Paul L. Caron

Friday, February 24, 2006

NY Times: Deutsche Bank Seeks to Settle KPMG Tax Shelter Charges

Interesting article in today's New York Times, Deutsche Bank Said to Seek Settlement on Tax Shelters, by Lynnley Browning:

Deutsche Bank is in talks with the Justice Department in an effort to settle a criminal investigation over the bank's role in questionable tax shelters, people briefed on the case say. This month, a smaller German rival, the HVB Group, reached a nearly $30 million agreement with prosecutors while acknowledging "criminal wrongdoing" in helping to carry out fraudulent tax shelter transactions. [blogged here]

For Deutsche Bank, the path toward a settlement may be rockier, in part because it had a much larger role in the creation of some questionable tax shelters and the transactions underpinning them, investigators have said.
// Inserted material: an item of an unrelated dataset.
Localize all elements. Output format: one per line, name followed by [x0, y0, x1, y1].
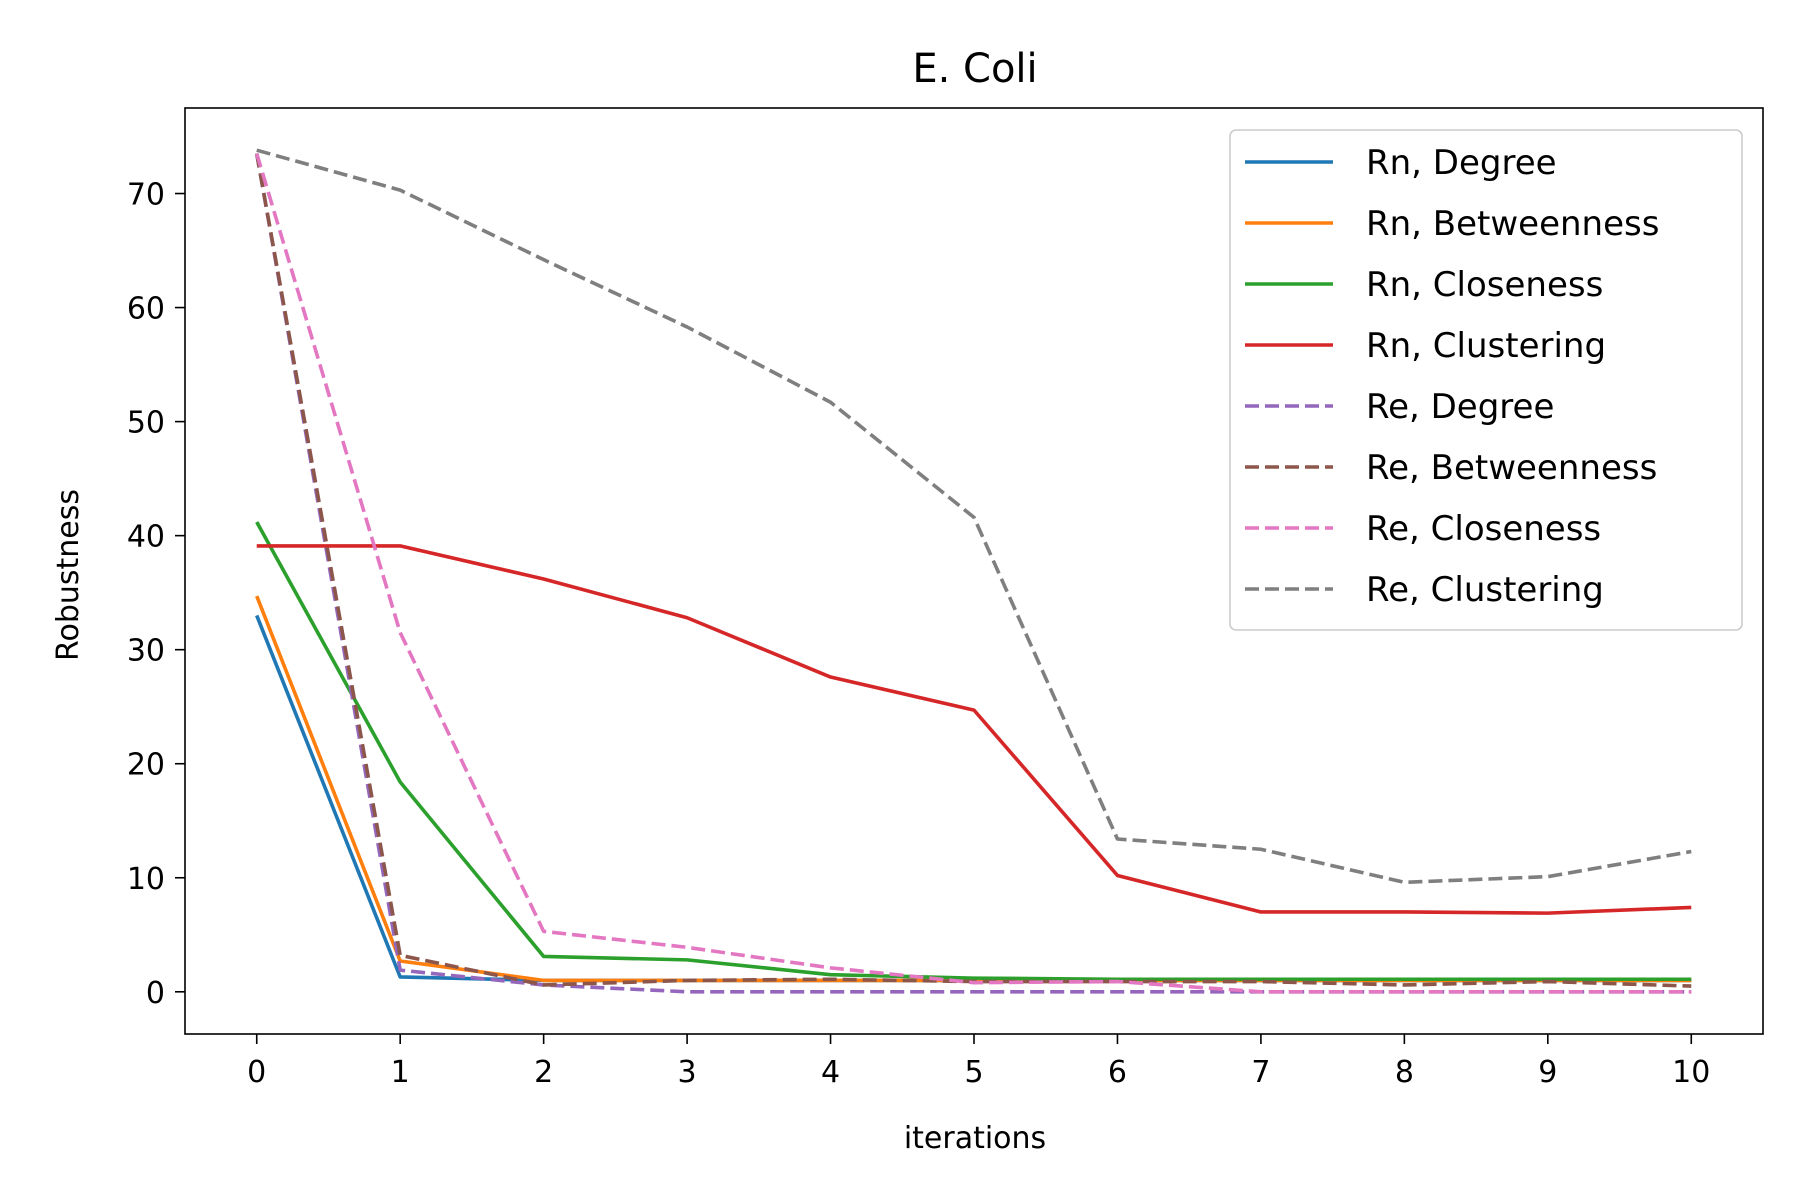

A potentially larger obstacle, say the people briefed on the case, is that Deutsche Bank appears unable to account for a number of those transactions....

The investigation of Deutsche Bank is the second major prong of a rapidly widening investigation into the accounting firms, law firms, banks and investment firms that worked together to sell sham shelters in recent years. Last August, KPMG, one of the nation's largest accounting firms, avoided a criminal indictment over four questionable shelters by reaching a $456 million deferred-prosecution deal with federal prosecutors in Manhattan.

A 2003 report by the Senate Permanent Subcommittee on Investigations [blogged here] directly quoted a March 2000 internal e-mail message from Jeffrey Eischeid, then a senior KPMG tax partner, in which Mr. Eischeid wrote that he could not describe Deutsche Bank's loans to investors for blips as "consistent with industry standards." Mr. Eischeid is one of 17 former KPMG employees who have been indicted on charges of defrauding the Internal Revenue Service. Their trial is scheduled to start in September. According to the Senate report, Deutsche Bank participated in 56 blips transactions in 1999 with KPMG and Presidio Advisors, an investment firm that the government contends in court filings is a promoter of abusive tax shelters. For the shelters, the bank provided loans to KPMG clients totaling $7.8 billion. It earned fees of $44 million for the loans and trades in the shelters.